Wiemy również jak kamienica wyglądała zanim przejęło ją w 1809 r. wojsko na koszary dla saperów, dzięki odnalezionym pomiarom inwentaryzacyjnym z tego okresu. Była dwupiętrowa, zajmowała całą długą parcelę przy ul. Brukowanej (obecnie ul. Grodzkiej). Od strony Rynku Wielkiego miała dwu arkadową fasadę z podsieniem. Elewacja była podzielona pilastrami podobnie jak w Kamienicy Wilczkowskiej przy ul. Ormiańskiej. Kamienicę wieńczyła wysoka grzebieniasta attyka.
Zamość, widok Kamienicy Skarbowej (ordynackiej) w Rynku Zamoyskim[wtedy pod Nr 27]. Koszary dla Saperów do Planu Littera „c”. Stan budowli jak plan okazuje był w roku 1809. Podpułkownik Inż. L. Jodko; oryg. [1809-1816] , Sawa Bogumiła. Zamość 1772-1866. Wyd. Zamość 2018. Tom II Ilustracje s. 223.

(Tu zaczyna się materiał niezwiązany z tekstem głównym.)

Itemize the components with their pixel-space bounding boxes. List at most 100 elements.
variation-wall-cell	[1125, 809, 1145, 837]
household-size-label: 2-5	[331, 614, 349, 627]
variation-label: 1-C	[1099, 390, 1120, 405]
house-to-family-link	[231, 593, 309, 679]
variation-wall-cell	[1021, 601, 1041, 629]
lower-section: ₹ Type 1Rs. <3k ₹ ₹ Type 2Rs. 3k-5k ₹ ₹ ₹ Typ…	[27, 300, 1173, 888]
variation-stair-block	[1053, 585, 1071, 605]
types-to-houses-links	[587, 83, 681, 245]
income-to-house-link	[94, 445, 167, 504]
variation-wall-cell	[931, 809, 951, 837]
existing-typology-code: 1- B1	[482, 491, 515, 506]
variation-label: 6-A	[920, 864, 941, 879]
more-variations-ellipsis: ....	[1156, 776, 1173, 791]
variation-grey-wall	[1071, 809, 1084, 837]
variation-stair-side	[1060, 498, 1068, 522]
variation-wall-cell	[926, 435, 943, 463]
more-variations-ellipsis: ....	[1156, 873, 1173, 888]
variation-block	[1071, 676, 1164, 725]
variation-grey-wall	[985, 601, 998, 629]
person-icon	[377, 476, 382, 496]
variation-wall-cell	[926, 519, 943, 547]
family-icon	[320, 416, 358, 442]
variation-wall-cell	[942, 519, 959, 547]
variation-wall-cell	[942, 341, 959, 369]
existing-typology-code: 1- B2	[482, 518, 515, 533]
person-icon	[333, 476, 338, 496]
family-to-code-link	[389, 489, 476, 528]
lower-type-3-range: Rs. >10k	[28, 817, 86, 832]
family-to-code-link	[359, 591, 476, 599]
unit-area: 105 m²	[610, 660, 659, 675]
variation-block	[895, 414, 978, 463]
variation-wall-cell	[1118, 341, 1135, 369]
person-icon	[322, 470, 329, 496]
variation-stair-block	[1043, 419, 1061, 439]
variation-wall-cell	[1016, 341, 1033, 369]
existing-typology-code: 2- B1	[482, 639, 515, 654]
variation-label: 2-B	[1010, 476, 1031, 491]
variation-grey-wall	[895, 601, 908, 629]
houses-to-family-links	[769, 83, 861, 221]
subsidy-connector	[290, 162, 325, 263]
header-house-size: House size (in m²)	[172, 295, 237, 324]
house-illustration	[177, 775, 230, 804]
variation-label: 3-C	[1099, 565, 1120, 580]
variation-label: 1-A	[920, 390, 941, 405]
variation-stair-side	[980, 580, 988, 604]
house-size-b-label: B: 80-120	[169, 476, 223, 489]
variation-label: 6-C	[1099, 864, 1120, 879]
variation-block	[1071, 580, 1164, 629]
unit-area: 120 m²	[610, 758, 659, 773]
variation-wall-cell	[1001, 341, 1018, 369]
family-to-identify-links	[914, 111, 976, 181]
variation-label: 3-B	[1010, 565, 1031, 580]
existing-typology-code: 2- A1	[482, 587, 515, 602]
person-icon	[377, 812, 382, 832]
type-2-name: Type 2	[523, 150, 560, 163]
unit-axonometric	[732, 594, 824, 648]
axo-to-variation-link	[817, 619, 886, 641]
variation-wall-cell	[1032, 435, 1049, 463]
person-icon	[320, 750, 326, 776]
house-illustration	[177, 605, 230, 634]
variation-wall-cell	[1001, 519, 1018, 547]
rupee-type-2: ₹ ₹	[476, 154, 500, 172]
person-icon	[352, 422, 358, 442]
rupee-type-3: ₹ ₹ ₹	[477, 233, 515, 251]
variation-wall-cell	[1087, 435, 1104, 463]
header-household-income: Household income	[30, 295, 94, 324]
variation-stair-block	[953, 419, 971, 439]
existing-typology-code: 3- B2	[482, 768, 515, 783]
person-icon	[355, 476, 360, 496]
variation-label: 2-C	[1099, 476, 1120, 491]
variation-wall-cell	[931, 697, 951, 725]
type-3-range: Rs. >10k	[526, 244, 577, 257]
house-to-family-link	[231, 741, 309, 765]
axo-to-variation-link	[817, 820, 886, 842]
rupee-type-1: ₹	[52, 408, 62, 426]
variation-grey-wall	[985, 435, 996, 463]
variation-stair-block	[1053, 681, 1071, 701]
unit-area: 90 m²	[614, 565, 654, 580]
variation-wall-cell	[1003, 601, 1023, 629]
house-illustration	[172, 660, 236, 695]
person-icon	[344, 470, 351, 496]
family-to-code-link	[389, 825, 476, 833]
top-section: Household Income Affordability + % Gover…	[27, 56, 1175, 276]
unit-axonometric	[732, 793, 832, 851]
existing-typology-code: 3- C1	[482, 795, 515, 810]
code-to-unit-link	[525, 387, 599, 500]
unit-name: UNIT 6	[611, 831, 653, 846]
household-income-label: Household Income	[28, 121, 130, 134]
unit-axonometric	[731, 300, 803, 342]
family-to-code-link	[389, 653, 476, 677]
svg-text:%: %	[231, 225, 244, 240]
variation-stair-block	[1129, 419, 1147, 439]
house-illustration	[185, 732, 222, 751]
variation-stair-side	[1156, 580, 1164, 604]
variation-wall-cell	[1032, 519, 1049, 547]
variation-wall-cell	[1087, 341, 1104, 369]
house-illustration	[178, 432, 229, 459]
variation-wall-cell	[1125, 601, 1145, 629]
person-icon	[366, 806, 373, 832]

W 1809 kamienicę (RW 5A) zajmowało wojsko na koszary saperów. Akta miejskie w Radomiu i Zamościu odnotowały szereg informacji na temat „wojskowej kariery” kamienicy.(vide Spis kart |)
-
Żądanie Stanisława Ordynata Zamoyskiego wynagrodzenia za budowle w Zamościu zabrane na skarb państwa. Dokument wymienia m.in. – magazyn wraz z kamieniczką (5 XII 1811 r.– PZD w Radomiu tyt. jedn. 1812 sygn. 12440 a WAP Radom pagin. s. 123).
-
Kamienica została zniszczona po oblężeniu twierdzy w 1813 r.
-
Żukowski, burmistrz Zamościa podaje spis budynków, będących własnością ordynatów Zamoyskich, a od roku 1809 zajętych na użytek krajowy, m.in. – magazyn z kamieniczką narożną przy Bruku, wycenioną na 41 491 zł 3 1/3 gr., dn.11.11.1819 r. i określoną podług Dekretu Królewskiego do odesłania do Kommissyi Likwidacyjnej (27 VIII 1816 r.– A.O.Z. sygn. 5731).
-
Kamienica Skarbowa w Rynku pod Nr 27 – dawna Zamoyskich, obecnie własność rządowa.(12 IX 1816 r.– WAP Radom sygn. 12244 pagin. 4 ZDP Radom tyt. jed. 1786-1816).
-
Place zajmowane przez budynki ordynackie: m.in. – magazyn z kamieniczką narożną – 92 sążnie (WAPL, AOZ, sygn. 3264a. Protokół likwidacyjny 1817 r., k. 76).
-
K. 16 Wykaz tabelaryczny o wszelkich budowlach na potrzebę wojska zajętych do dnia 31.III.1818 r. wykazuje koszary saperów ulokowane w Rynku – mieszka 1 adiutant placu T porucznik Kurier, reszta zdezelowana.(AGAD, KRW, sygn. 95. Akta inwentarzy i opisów budowli wojskowych pod zarządzeniem Dyrekcji Inżynierów zostających w placach Warszawa i Praga za rok 1818.).
-
Koszary dawniej saperów, w których dozorca budowli wojskowych Fijałkowski, reszta zniszczona pustką stoi.( AGAD, KRW, sygn. 93, s. 16. Kwartał IV 1820 r.)
-
K. 61. I kwartał 1821 r. wymienia: dawne saperskie koszary jako zdezelowaną kamienicę – część zajęta przez Nowakowskiego, dozorcę budynków wojskowych, reszta pusta.( AGAD, KRW, sygn. 93.)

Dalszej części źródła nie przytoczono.